In fact, 77% of U.S. adults cite convenience and 59% taste as top reasons they eat sandwiches. Health also plays a major role when choosing a sandwich for lunch, with more than three-quarters of Americans (83%) citing nutrition as a reason to go with the grain. Sandwiches can provide a complete meal with grains, protein, dairy and veggies (65%) They also provide two full servings of grains (26%), and many types of bread are rich in B vitamins, folic acid, iron and fiber (22%).
“Bread and grains provide many of the essential nutrients our bodies need to stay healthy and help fight diseases such as heart disease, diabetes, some cancers and birth defects,” said Christine Cochran, executive director of the Grain Foods Foundation. “That’s why the Dietary Guidelines for Americans continue to recommend eating six one-ounce servings of grain foods each day, with at least three servings coming from whole grains.”
To view Chef Voltaggio’s sandwich recipes, and for expert nutrition advice as well as video tips for including more wholesome bread and grains in your diet, please visit www.gowiththegrain.org.
About the Grain Foods Foundation
The Grain Foods Foundation, a joint venture of members of the milling, baking and allied industries formed in 2004, is dedicated to advancing public understanding of the beneficial role grain-based foods play in the human diet. Directed by a board of trustees, funding for the Foundation is provided through voluntary donations from public and private grain-based food companies and is supplemented by industry associations. For more information about the Grain Foods Foundation, visit gowiththegrain.org, or find GoWithTheGrain on Facebook and Twitter.
This survey was conducted online within the United States between October 19th and 23rd, 2012 among 2,124 adults (aged 18 and over) by Harris Interactive® on behalf of Mullen via its Quick Query omnibus product. Figures for age, sex, race/ethnicity, education, region and household income were weighted where necessary to bring them into line with their actual proportions in the population. Propensity score weighting was used to adjust for respondents’ propensity to be online.
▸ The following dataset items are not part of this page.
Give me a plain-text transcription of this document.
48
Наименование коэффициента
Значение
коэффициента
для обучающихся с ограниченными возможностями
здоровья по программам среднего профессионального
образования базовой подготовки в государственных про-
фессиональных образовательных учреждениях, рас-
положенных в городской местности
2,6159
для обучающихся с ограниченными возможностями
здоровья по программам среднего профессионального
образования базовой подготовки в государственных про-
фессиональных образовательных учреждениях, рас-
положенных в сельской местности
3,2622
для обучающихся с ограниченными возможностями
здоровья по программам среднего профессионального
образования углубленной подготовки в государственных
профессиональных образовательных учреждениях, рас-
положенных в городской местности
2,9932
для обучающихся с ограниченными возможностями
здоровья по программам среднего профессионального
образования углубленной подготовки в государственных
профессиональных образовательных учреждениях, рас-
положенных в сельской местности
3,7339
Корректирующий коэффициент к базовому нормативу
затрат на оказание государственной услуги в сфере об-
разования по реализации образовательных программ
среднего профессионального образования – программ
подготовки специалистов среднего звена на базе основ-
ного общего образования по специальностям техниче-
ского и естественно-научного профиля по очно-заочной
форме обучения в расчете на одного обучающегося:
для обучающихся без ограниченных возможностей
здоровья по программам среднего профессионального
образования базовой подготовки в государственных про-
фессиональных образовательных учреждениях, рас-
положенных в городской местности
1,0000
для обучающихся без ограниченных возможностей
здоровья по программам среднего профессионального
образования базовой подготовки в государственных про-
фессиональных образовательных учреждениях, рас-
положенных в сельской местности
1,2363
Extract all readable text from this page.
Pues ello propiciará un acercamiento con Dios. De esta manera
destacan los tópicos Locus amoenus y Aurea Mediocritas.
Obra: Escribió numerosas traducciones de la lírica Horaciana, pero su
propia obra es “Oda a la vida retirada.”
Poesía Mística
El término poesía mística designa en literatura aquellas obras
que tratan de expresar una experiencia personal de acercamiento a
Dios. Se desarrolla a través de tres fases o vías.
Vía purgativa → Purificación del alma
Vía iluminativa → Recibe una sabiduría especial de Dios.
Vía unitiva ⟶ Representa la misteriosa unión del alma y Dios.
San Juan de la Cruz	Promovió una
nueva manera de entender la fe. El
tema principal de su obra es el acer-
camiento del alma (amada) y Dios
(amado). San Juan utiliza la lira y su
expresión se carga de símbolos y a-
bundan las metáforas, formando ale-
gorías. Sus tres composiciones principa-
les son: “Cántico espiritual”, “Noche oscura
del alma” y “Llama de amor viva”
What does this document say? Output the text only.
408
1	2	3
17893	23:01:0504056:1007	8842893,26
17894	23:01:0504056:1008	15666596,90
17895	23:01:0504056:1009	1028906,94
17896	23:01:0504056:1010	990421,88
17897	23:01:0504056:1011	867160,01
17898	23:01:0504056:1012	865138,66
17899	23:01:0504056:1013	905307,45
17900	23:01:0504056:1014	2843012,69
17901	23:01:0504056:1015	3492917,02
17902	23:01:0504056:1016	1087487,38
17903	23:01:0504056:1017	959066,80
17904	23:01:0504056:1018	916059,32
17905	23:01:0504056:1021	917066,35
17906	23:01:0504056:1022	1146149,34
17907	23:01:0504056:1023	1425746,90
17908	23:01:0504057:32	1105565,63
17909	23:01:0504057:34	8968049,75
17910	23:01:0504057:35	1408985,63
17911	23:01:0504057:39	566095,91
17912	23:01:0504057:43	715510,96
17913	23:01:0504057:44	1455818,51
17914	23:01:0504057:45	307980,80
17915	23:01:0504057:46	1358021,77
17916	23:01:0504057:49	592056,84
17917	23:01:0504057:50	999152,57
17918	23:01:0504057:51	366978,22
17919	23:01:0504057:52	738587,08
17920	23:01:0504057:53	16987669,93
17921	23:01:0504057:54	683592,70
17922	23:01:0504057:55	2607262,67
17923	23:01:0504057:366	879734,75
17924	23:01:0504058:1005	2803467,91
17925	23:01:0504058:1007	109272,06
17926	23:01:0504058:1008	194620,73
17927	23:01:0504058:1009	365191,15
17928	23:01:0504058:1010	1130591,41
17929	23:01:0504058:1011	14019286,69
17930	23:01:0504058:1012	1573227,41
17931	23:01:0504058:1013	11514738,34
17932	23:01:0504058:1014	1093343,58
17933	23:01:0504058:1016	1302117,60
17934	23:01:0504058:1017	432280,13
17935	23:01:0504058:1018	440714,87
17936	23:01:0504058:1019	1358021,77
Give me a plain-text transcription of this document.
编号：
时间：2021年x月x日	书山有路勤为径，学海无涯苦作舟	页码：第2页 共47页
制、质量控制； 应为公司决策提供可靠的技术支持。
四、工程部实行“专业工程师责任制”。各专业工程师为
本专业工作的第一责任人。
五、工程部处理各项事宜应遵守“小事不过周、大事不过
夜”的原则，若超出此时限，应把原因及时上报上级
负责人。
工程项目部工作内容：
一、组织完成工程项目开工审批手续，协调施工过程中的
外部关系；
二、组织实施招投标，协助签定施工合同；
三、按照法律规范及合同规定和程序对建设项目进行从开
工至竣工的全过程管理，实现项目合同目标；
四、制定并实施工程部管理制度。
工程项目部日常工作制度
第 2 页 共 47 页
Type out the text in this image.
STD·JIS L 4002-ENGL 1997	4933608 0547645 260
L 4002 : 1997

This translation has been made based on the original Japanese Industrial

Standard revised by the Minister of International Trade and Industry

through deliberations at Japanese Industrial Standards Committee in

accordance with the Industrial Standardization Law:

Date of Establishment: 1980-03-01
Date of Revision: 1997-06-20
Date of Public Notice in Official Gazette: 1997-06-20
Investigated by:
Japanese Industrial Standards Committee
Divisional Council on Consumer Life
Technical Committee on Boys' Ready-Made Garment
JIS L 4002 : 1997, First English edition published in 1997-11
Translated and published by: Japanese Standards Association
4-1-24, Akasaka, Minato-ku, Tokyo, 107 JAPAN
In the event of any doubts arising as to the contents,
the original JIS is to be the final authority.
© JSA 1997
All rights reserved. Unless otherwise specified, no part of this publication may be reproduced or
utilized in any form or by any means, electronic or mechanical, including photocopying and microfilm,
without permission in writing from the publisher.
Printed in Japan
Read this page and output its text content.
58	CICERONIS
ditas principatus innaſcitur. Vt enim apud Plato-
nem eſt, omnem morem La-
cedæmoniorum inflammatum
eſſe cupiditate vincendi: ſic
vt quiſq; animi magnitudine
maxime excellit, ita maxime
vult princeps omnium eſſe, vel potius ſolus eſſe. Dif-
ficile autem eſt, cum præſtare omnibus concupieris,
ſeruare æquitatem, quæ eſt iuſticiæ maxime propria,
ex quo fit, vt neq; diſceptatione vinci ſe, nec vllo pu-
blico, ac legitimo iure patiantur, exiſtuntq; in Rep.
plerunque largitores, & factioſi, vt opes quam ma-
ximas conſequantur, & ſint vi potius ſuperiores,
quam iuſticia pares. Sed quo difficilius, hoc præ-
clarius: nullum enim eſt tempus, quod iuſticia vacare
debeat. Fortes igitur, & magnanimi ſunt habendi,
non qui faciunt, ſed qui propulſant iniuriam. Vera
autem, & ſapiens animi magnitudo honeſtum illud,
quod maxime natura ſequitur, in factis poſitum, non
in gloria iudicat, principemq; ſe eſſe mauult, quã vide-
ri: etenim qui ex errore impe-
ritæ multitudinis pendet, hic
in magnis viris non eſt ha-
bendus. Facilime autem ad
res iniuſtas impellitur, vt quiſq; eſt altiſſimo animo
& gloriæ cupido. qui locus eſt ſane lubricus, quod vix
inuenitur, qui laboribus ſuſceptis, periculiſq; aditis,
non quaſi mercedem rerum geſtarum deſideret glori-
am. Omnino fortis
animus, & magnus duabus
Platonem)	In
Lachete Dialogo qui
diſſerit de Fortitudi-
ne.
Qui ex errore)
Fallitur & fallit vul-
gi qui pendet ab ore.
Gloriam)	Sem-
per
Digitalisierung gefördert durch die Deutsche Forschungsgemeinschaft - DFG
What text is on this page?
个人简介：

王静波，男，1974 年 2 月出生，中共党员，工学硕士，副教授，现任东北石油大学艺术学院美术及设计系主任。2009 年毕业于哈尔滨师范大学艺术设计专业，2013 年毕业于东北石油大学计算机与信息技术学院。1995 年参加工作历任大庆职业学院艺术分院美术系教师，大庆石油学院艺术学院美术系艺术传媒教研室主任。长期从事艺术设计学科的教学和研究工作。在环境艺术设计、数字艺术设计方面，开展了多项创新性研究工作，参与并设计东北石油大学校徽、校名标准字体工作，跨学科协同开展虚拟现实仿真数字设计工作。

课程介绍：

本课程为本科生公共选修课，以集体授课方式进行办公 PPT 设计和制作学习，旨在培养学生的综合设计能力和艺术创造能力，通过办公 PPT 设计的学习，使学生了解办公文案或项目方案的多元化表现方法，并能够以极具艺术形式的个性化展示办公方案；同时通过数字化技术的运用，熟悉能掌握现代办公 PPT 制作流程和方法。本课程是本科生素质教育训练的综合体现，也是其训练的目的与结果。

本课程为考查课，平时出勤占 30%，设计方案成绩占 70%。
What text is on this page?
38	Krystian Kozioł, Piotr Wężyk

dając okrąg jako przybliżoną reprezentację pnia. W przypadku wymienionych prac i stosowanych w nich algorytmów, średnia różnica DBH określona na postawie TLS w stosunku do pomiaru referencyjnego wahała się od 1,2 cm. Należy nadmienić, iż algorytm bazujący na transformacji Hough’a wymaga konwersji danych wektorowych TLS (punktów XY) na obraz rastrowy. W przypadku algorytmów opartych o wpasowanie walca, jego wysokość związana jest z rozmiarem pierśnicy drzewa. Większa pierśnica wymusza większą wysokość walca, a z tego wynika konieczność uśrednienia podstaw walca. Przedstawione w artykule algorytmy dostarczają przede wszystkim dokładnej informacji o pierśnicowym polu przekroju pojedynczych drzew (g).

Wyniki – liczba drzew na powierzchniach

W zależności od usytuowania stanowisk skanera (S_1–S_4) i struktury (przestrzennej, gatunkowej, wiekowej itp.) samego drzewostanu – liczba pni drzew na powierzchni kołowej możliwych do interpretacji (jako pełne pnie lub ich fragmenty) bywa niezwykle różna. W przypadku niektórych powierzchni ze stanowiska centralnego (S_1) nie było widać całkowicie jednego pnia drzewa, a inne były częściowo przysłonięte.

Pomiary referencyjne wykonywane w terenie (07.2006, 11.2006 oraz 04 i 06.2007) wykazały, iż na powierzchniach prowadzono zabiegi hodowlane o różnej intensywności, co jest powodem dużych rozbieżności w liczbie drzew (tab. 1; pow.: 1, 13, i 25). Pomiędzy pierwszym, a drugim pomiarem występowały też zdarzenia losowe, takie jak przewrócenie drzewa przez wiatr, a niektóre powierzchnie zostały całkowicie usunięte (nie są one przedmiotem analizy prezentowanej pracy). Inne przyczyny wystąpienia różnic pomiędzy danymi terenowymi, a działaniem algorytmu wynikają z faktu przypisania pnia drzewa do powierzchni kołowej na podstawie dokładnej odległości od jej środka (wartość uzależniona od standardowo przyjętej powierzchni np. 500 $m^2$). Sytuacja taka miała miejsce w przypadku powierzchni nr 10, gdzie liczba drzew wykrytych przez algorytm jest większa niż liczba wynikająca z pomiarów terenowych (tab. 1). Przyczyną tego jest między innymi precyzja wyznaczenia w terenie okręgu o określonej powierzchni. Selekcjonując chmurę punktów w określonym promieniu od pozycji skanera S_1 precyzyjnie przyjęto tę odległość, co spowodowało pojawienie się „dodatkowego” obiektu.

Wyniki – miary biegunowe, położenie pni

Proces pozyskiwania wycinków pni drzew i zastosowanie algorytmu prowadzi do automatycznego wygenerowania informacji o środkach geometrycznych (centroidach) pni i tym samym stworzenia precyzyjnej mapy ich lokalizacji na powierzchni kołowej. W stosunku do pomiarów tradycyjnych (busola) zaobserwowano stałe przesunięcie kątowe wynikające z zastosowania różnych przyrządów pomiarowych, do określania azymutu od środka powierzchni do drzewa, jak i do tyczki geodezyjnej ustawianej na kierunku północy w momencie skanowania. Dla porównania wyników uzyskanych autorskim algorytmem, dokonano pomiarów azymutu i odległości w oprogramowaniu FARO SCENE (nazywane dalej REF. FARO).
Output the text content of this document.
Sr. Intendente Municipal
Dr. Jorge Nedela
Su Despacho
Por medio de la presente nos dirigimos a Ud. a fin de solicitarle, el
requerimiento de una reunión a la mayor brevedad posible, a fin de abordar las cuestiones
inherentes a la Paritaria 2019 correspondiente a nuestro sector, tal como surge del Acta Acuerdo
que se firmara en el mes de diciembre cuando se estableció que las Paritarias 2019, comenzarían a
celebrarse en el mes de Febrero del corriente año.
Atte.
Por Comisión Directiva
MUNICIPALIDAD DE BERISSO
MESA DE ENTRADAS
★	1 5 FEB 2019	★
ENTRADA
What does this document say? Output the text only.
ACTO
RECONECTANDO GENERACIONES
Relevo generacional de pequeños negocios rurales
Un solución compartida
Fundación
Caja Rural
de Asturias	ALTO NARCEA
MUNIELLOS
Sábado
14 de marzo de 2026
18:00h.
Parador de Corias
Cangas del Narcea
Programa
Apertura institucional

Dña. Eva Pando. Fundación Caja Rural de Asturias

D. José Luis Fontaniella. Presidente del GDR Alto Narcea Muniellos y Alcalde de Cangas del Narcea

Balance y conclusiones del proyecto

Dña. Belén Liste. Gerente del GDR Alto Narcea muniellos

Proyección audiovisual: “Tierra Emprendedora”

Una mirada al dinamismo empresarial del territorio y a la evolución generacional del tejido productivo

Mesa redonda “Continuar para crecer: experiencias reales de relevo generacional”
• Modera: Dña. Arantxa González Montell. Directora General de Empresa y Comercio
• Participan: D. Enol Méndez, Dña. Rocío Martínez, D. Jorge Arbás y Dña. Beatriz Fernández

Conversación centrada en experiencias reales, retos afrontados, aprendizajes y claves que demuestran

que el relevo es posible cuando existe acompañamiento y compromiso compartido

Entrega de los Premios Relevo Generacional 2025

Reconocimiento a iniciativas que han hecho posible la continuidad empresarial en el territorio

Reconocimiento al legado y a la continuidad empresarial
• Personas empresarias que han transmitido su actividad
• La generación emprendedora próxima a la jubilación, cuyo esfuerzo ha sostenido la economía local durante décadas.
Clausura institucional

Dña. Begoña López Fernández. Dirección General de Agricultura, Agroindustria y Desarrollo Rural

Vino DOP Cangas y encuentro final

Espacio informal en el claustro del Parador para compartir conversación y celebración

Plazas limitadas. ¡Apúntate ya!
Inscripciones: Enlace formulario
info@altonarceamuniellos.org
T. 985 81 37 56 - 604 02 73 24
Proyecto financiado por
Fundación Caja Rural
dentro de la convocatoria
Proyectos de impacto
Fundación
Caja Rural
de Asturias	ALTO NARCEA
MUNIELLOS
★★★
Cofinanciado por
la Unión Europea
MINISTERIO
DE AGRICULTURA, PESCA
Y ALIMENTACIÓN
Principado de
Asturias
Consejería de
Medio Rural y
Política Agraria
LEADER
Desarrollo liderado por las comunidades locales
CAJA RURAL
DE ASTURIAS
All sample surveys and polls, whether or not they use probability sampling, are subject to multiple sources of error which are most often not possible to quantify or estimate, including sampling error, coverage error, error associated with nonresponse, error associated with question wording and response options, and post-survey weighting and adjustments. Therefore, Harris Interactive avoids the words “margin of error” as they are misleading. All that can be calculated are different possible sampling errors with different probabilities for pure, unweighted, random samples with 100% response rates. These are only theoretical because no published polls come close to this ideal.
Respondents for this survey were selected from among those who have agreed to participate in Harris Interactive surveys. The data have been weighted to reflect the composition of the adult population. Because the sample is based on those who agreed to participate in the Harris Interactive panel, no estimates of theoretical sampling error can be calculated.